“活得好好的?姐姐何苦因了这老贼起了怜善之人?为了这样的人饶了他一条命,实在不值。”还以为秦疏酒不愿取了郑太傅的性命是因着起了善意,南枝实在觉得不值,倒是她这一番叹语落后换来的却是秦疏酒的笑。摇了头而后便是一声惋叹,便是叹下秦疏酒说道。
“怜善,总是对这天底下任何的人起了怜善之心也断然不可因了他,他那样的人,对他起善,光是想着便叫我觉着无比恶心。”
“那姐姐为何不传消息出去叫师傅要了他的命?”
“如今他已是失了一切,便是当年从父亲那儿抢来的一切已是失了,苦心经营了这样多年,他怎会想到有朝一日等着自己的会是这样的结局。郑太傅之人最是攻于算计,这人也是极是自负,想来一辈子也不会想到自己会这等满盘皆输的地步。陛下夺了他的一切,他的命怕也是去了一半,郑太傅是个聪明人,他当知这一次的落败此生势必再无反逆的可能。郑皇后宫中已是失了势,前朝之上他也是败了,郑氏一族如今再无重归的可能。”
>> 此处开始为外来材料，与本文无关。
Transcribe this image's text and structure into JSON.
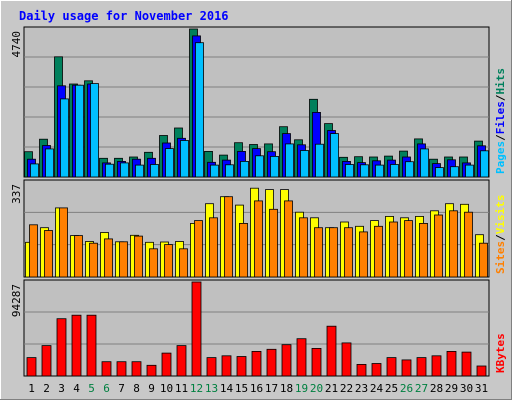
{
  "chart_data": {
    "type": "bar",
    "title": "Daily usage for November 2016",
    "categories": [
      "1",
      "2",
      "3",
      "4",
      "5",
      "6",
      "7",
      "8",
      "9",
      "10",
      "11",
      "12",
      "13",
      "14",
      "15",
      "16",
      "17",
      "18",
      "19",
      "20",
      "21",
      "22",
      "23",
      "24",
      "25",
      "26",
      "27",
      "28",
      "29",
      "30",
      "31"
    ],
    "weekend_days": [
      "5",
      "6",
      "12",
      "13",
      "19",
      "20",
      "26",
      "27"
    ],
    "panels": [
      {
        "name": "hits_files_pages",
        "ymax_label": "4740",
        "ymax": 4740,
        "right_labels": [
          {
            "text": "Hits",
            "color": "#00805c"
          },
          {
            "text": "/",
            "color": "#000000"
          },
          {
            "text": "Files",
            "color": "#0000ff"
          },
          {
            "text": "/",
            "color": "#000000"
          },
          {
            "text": "Pages",
            "color": "#00c0ff"
          }
        ],
        "series": [
          {
            "name": "Hits",
            "color": "#00805c",
            "values": [
              810,
              1210,
              3850,
              2980,
              3080,
              600,
              600,
              640,
              790,
              1330,
              1570,
              4740,
              820,
              700,
              1100,
              1040,
              1060,
              1610,
              1190,
              2490,
              1710,
              630,
              650,
              640,
              670,
              830,
              1220,
              570,
              640,
              640,
              1150
            ]
          },
          {
            "name": "Files",
            "color": "#0000ff",
            "values": [
              570,
              1010,
              2920,
              2940,
              2980,
              450,
              500,
              570,
              600,
              1090,
              1240,
              4520,
              470,
              540,
              820,
              910,
              810,
              1390,
              1030,
              2070,
              1490,
              500,
              460,
              520,
              540,
              640,
              1060,
              430,
              550,
              450,
              1000
            ]
          },
          {
            "name": "Pages",
            "color": "#00c0ff",
            "values": [
              420,
              900,
              2500,
              2940,
              2990,
              410,
              450,
              380,
              400,
              910,
              1170,
              4300,
              380,
              390,
              500,
              680,
              660,
              1060,
              850,
              1050,
              1390,
              400,
              390,
              380,
              400,
              490,
              900,
              300,
              330,
              380,
              840
            ]
          }
        ]
      },
      {
        "name": "visits_sites",
        "ymax_label": "337",
        "ymax": 337,
        "right_labels": [
          {
            "text": "Visits",
            "color": "#ffff00"
          },
          {
            "text": "/",
            "color": "#000000"
          },
          {
            "text": "Sites",
            "color": "#ff8000"
          }
        ],
        "series": [
          {
            "name": "Visits",
            "color": "#ffff00",
            "values": [
              123,
              175,
              245,
              147,
              126,
              158,
              125,
              148,
              123,
              124,
              126,
              190,
              260,
              285,
              255,
              315,
              310,
              310,
              230,
              210,
              175,
              195,
              180,
              200,
              215,
              210,
              215,
              235,
              260,
              258,
              150
            ]
          },
          {
            "name": "Sites",
            "color": "#ff8000",
            "values": [
              185,
              165,
              245,
              147,
              120,
              135,
              125,
              145,
              100,
              115,
              100,
              200,
              210,
              285,
              190,
              270,
              240,
              270,
              210,
              175,
              175,
              175,
              160,
              180,
              195,
              200,
              190,
              220,
              235,
              230,
              120
            ]
          }
        ]
      },
      {
        "name": "kbytes",
        "ymax_label": "94287",
        "ymax": 94287,
        "right_labels": [
          {
            "text": "KBytes",
            "color": "#ff0000"
          }
        ],
        "series": [
          {
            "name": "KBytes",
            "color": "#ff0000",
            "values": [
              18500,
              30500,
              57500,
              61000,
              61000,
              14300,
              14300,
              14300,
              10700,
              23000,
              30500,
              94287,
              18500,
              20300,
              19600,
              24700,
              26800,
              31400,
              37400,
              27700,
              50000,
              33200,
              11600,
              12500,
              18500,
              16100,
              18500,
              20300,
              24700,
              24000,
              10000
            ]
          }
        ]
      }
    ],
    "ylim_note": "",
    "grid": true
  }
}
话至了此而后微了顿,便是此番顿下秦疏酒的面上已经起了笑意,冷冷溢出眼眸的笑,叫人看着都觉身子发麻,也是这般冷眸发笑,秦疏酒续道:“他最在乎的就是郑氏一族的荣耀以及他那一张老脸,如今这两样东西皆叫陛下给夺了,郑太傅活着只怕会远比死了更加痛苦,既然这样可以叫他更加悔恨,我们又何必劳了这一份心力取了他的性命?比起让他死了,我更是盼着他活着,叫他在郁结怨气之下慢慢熬尽最后一滴气力。”
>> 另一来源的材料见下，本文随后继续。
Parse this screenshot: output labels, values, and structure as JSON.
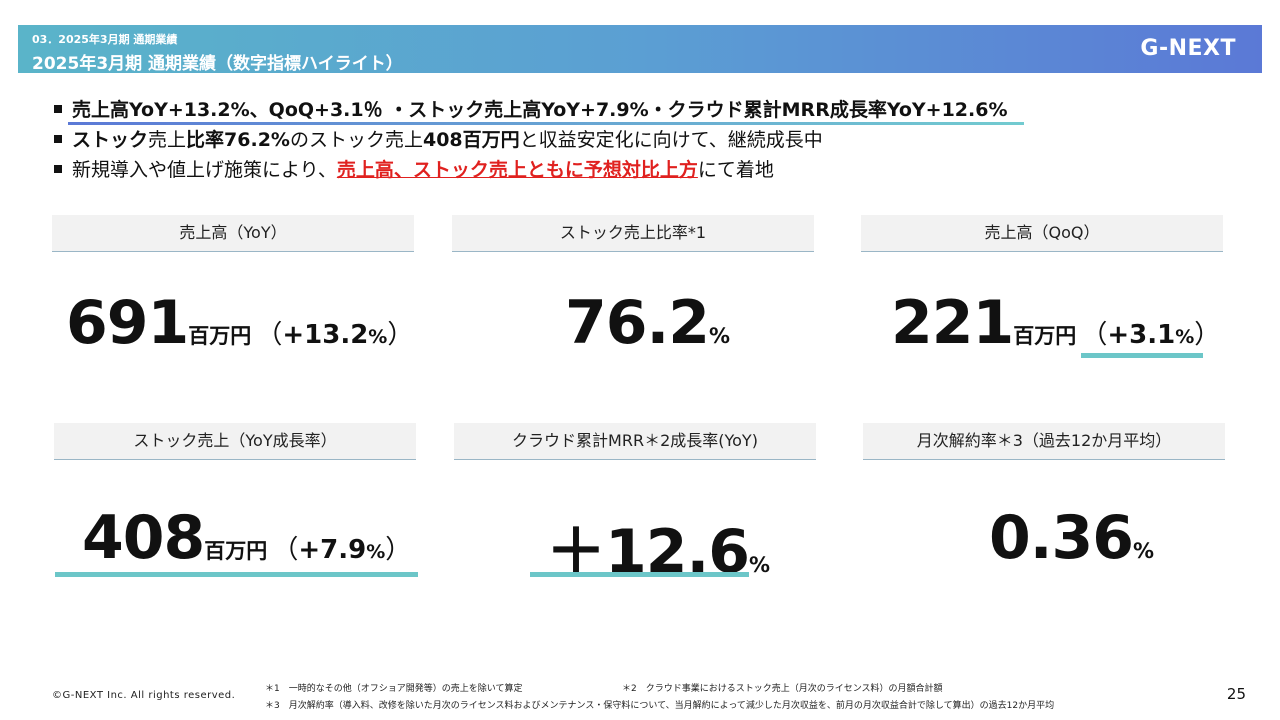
{
  "header": {
    "section": "03．2025年3月期 通期業績",
    "title": "2025年3月期 通期業績（数字指標ハイライト）",
    "logo": "G-NEXT"
  },
  "bullets": {
    "b1": "売上高YoY+13.2%、QoQ+3.1％ ・ストック売上高YoY+7.9%・クラウド累計MRR成長率YoY+12.6%",
    "b2": {
      "p1": "ストック",
      "p2": "売上",
      "p3": "比率76.2%",
      "p4": "のストック売上",
      "p5": "408百万円",
      "p6": "と収益安定化に向けて、継続成長中"
    },
    "b3": {
      "p1": "新規導入や値上げ施策により、",
      "p2": "売上高、ストック売上ともに予想対比上方",
      "p3": "にて着地"
    }
  },
  "kpis": {
    "sales_yoy": {
      "label": "売上高（YoY）",
      "value": "691",
      "unit": "百万円",
      "open": "（",
      "change": "+13.2",
      "pct": "%",
      "close": "）"
    },
    "stock_ratio": {
      "label": "ストック売上比率*1",
      "value": "76.2",
      "unit": "%"
    },
    "sales_qoq": {
      "label": "売上高（QoQ）",
      "value": "221",
      "unit": "百万円",
      "open": "（",
      "change": "+3.1",
      "pct": "%",
      "close": "）"
    },
    "stock_sales": {
      "label": "ストック売上（YoY成長率）",
      "value": "408",
      "unit": "百万円",
      "open": "（",
      "change": "+7.9",
      "pct": "%",
      "close": "）"
    },
    "cloud_mrr": {
      "label": "クラウド累計MRR＊2成長率(YoY)",
      "value": "＋12.6",
      "unit": "%"
    },
    "churn": {
      "label": "月次解約率＊3（過去12か月平均）",
      "value": "0.36",
      "unit": "%"
    }
  },
  "footer": {
    "copyright": "©G-NEXT Inc. All rights reserved.",
    "note1": "＊1　一時的なその他（オフショア開発等）の売上を除いて算定",
    "note2": "＊2　クラウド事業におけるストック売上（月次のライセンス料）の月額合計額",
    "note3": "＊3　月次解約率（導入料、改修を除いた月次のライセンス料およびメンテナンス・保守料について、当月解約によって減少した月次収益を、前月の月次収益合計で除して算出）の過去12か月平均",
    "page": "25"
  },
  "colors": {
    "accent_teal": "#6cc6c8",
    "highlight_red": "#e0211f",
    "band_start": "#5ab4c9",
    "band_end": "#5b79d6"
  }
}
对于执着于权势之人,再也没有比这样的折磨让叫他痛苦,秦疏酒也是选了这样的法子,她要看着郑太傅一生痛苦直到垂老命终。
比起要了郑太傅的性命,秦疏酒这话更叫南枝觉的有理,当下已是应点了头,南枝回道:“这般倒是更好了,也该叫那老不死的东西好好的体验一下什么叫生的绝望。不过那老不死的东西怕是怎么也料想不到,苦心一辈子最后会落到这样一个局面,南枝倒是有些毁了当初他闻了清宁殿纵火时,未潜入他的府中。若是那时入了他的府衙,真不知能看到怎样一场难得的戏码。”
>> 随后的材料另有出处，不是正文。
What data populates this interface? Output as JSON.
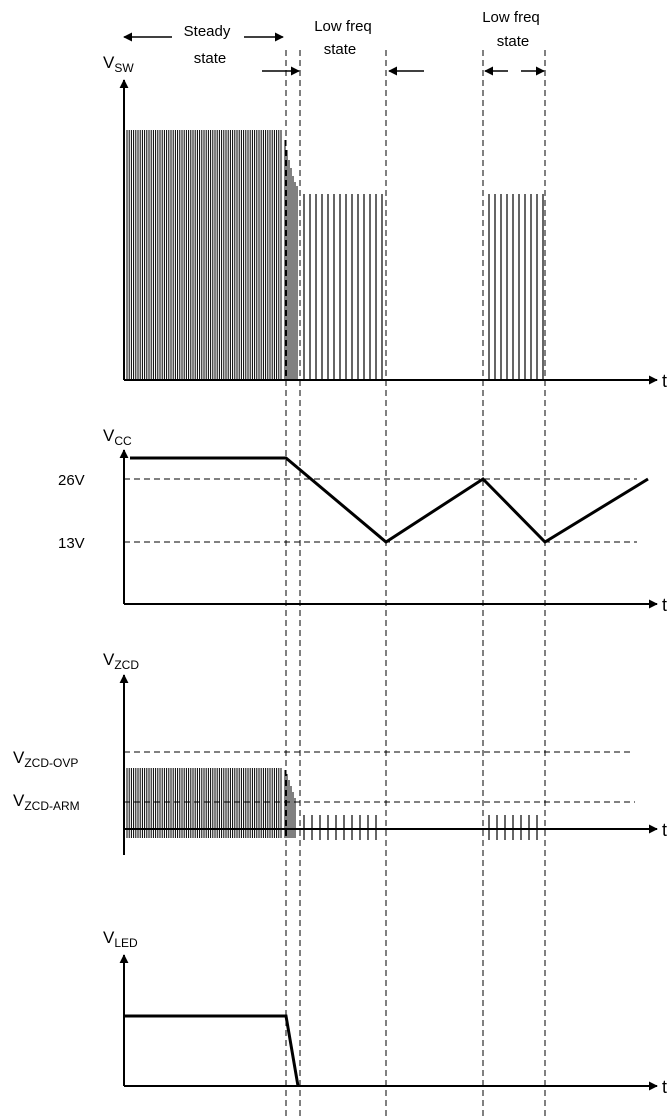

清宁殿纵火,此事如今看来当是如此,只是这一件事确实真与清宁殿无关,一切皆是秦疏酒的心思。幽昭仪之事璃清起怒,幽闭郑皇后虽已撤了郑皇后一切宫权,可是仅的撤了郑皇后的宫权幽闭于清宁殿内终归不能叫秦疏酒心安。毕竟她太清楚郑皇后的手腕,凭借她的本事若是想要夺回自己的一切,恐非极难之事。
所以想要彻底除了郑皇后的权利,叫她一生万劫不复,必然要在陛下盛怒之事在行火上浇油之势,只有这样才能叫璃清对她彻底失望,也只有这样才能叫郑皇后万劫不复。那一日的纵火,乃是秦疏酒一手策划,内侍省如今已是苏毅的天下,想要寻了过往在清宁殿当过差的内侍谈何容易。便是宫中先行纵了火,而后将小左子的尸身抛在山石之处,到时如何的说辞还不是苏毅的意思。
反正也不会有人能想到秦疏酒刻意以此构害郑皇后,那小左子也非纵火之人。人已死了,身上又藏有纵火用的折子,便是内侍省那几个追赶之人也是一道的口径,这纵火的案子便是清宁殿犯下的。只要能叫璃清信了这一事,而后的事情也是简单多了。
清宁殿必然逃不得干系,当今皇后自当无人敢审,不过皇后底下的宫婢以及内侍便是可了。璃清只要一道圣旨下了,这世上便没有掖庭狱撬不开的嘴巴,只要将人送入掖庭狱,就算骨子如何的硬,那以往做下的事不得全部招了。
纵火之事,便是秦疏酒送与郑皇后之礼,至于郑太傅那儿,倒是命不好受了牵连。当日璃清本意便是入自拟宫陪了七皇子,谁知途中郑太傅竟是请旨求见,因而乱了璃清缘由的布思。璃清叫郑太傅支开,当天自拟宫便走了水,最是严重的还是秦疏酒与七皇子所住的宫寝,这一件事如何不叫人起意,便是林淑妃那儿也是免不得动了疑心。
林淑妃向来最是罕着道说猜思以及宫中是非,可这一次连着她都觉着此事过于的巧了,璃清又怎会不动这样的疑心。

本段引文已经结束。